Due at midnight, the assignment drives her to ignore the pounding headache she has from staring at her computer screen all night. She hits her forehead against the keyboard, frustrated by her online statistics homework. Julie Speraw, a freshman Criminal Justice major at the University of Nevada, Reno, lays her tired head on the desk abandoning all hope she had for going to sleep at a decent hour that night.
With hours spent staring at a variety of screens all day, Speraw and thousands of others at UNR stay up late slaving away at hours of online homework. Many teachers and departments at UNR have incorporated many of these digital screens into their courses with the best intentions of helping students learn better. But too much dependency on technology may not always provide the best way for the Wolf Pack to learn.
Clickers, projectors, and up-to-date computer programs can detract from students’ learning experiences in some of their courses. Foreign language students especially benefit from more human face-to-face time.
UNR graduate and Spanish instructor Siobhan Mulreany said that she feels technology gets overused at times.
“It’s best to have more interaction than technology most of the time to get people talking and learning the language.”
However, in large lecture halls with hundreds of students, technology such as the clicker is essential. The clicker technology allows students to send in their answers to questions and provides the instructor with instant feedback on participation and students’ comprehension. Jeremy Smith, a geography instructor, utilizes the added efficiency of clicker technology in his Physical Geography course.
“Clickers can move us faster,” he says. “There’s no easy way to track participation without them. And I can import results directly to Webcampus.” Smith can calculate and input grades easily for nearly 100 students thanks to clicker technology.
According to Tim Gordon, the West Coast account executive for the Turning Technologies Co., clickers keep students “clicked” in to the lecture.
“When I was in school, the same five or six kids raised their hands, but the clicker allows the teacher to engage every student.”
While clickers do require every student to participate, 100 percent participation does not always mean 100 percent comprehension of the lecture material.
“I feel like clickers are only used to take attendance rather than to test out knowledge of the material. I didn’t pay $50 for attendance taking purposes,” said Speraw.

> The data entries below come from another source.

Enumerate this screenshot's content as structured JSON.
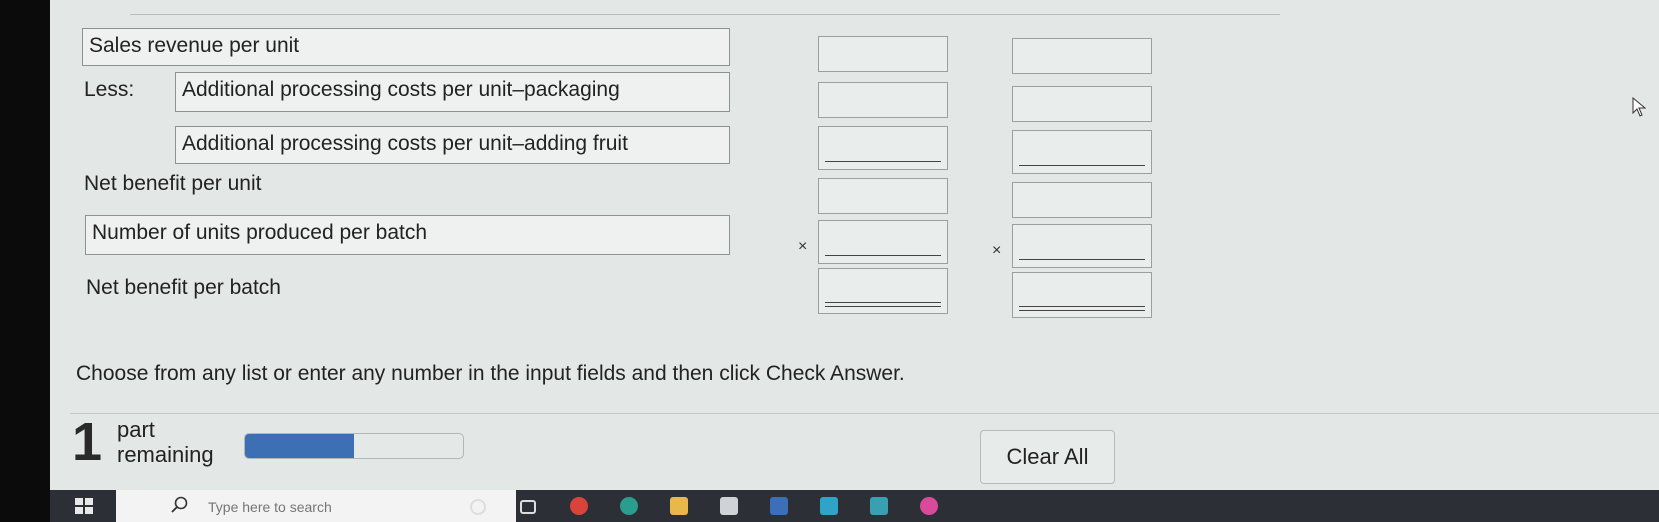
{
  "rows": {
    "sales_revenue": "Sales revenue per unit",
    "less_label": "Less:",
    "packaging_cost": "Additional processing costs per unit–packaging",
    "fruit_cost": "Additional processing costs per unit–adding fruit",
    "net_benefit_unit": "Net benefit per unit",
    "units_per_batch": "Number of units produced per batch",
    "net_benefit_batch": "Net benefit per batch"
  },
  "multiply_sign": "×",
  "instruction": "Choose from any list or enter any number in the input fields and then click Check Answer.",
  "progress": {
    "number": "1",
    "line1": "part",
    "line2": "remaining",
    "fill_fraction": 0.5
  },
  "buttons": {
    "clear_all": "Clear All"
  },
  "taskbar": {
    "search_placeholder": "Type here to search"
  },
  "icons": [
    "windows-start-icon",
    "search-icon",
    "cortana-icon",
    "task-view-icon",
    "chrome-icon",
    "edge-icon",
    "file-explorer-icon",
    "store-icon",
    "mail-icon",
    "app-icon",
    "teams-icon",
    "photos-icon",
    "chat-icon"
  ],
  "colors": {
    "progress_fill": "#3d6fb4",
    "screen_bg": "#e3e7e6",
    "taskbar_bg": "#2c3036"
  }
}
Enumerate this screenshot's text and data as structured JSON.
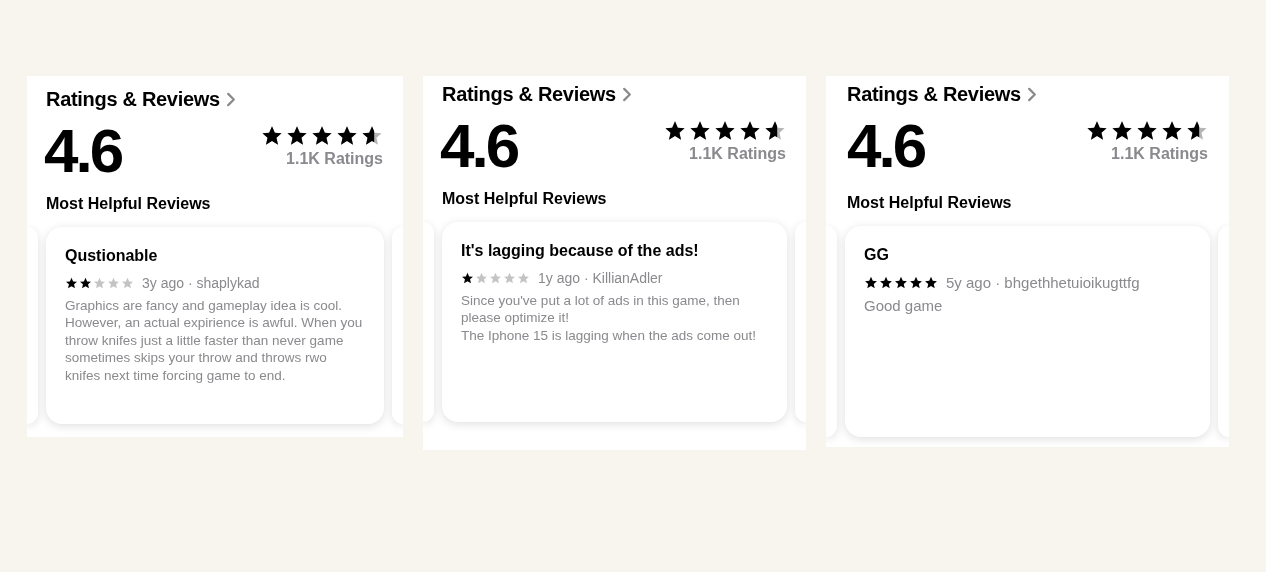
{
  "panels": [
    {
      "title": "Ratings & Reviews",
      "average": "4.6",
      "stars": 4.6,
      "ratings_count": "1.1K Ratings",
      "section_heading": "Most Helpful Reviews",
      "review": {
        "title": "Qustionable",
        "stars": 2,
        "meta": "3y ago · shaplykad",
        "body": "Graphics are fancy and gameplay idea is cool. However, an actual expirience is awful. When you throw knifes just a little faster than never game sometimes skips your throw and throws rwo knifes next time forcing game to end."
      }
    },
    {
      "title": "Ratings & Reviews",
      "average": "4.6",
      "stars": 4.6,
      "ratings_count": "1.1K Ratings",
      "section_heading": "Most Helpful Reviews",
      "review": {
        "title": "It's lagging because of the ads!",
        "stars": 1,
        "meta": "1y ago · KillianAdler",
        "body": "Since you've put a lot of ads in this game, then please optimize it!\nThe Iphone 15 is lagging when the ads come out!"
      }
    },
    {
      "title": "Ratings & Reviews",
      "average": "4.6",
      "stars": 4.6,
      "ratings_count": "1.1K Ratings",
      "section_heading": "Most Helpful Reviews",
      "review": {
        "title": "GG",
        "stars": 5,
        "meta": "5y ago · bhgethhetuioikugttfg",
        "body": "Good game"
      }
    }
  ]
}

With the intensions of increasing a course’s quality, clicker tech has assisted instructors immensely. However, they seem to suck more money out of students who do not think that they help.
As students answer clicker questions, some may have more than one clicker with them. Students have found a way to cheat and get their participation and quiz points without showing up to class, they only need a classmate willing to push clicker buttons for them while they hit the snooze button.
Three or four students with their laptops huddle around a table in the common room looking to the person with the assignment already graded and corrected. Online homework also provides added opportunity for some students to cheat. The clickers and supplementary online homework may add efficiency, but they can also enable lazy habits.
Of course many technologies on campus truly help students by helping them build the skills they need for their field once they graduate. The IT coordinators for the College of Engineering, Ron Ray, and for the Reynolds School of Journalism, Luke Sorensen, both say that the software and computer programs available in their prospective buildings get used by the professionals in their industries.
Sorensen said that in the Reynolds buildings, “the possibility for hands-on learning is always there.”
The technology offered is of course intended to give students a higher quality learning experience, but it does not always fulfill those intentions. While the tech adds efficiency and helps instructors and students move through courses faster, it also adds a heavier workload on students.
“Teachers expect the work to be easier and more convenient for us than without using technology just because we can do it on the computer, but it’s still just as inconvenient and time consuming,” said Speraw.
Quantity over quality does not encourage students to want to learn. When overused or not implemented correctly, technology can be a learning obstacle rather than a learning tool.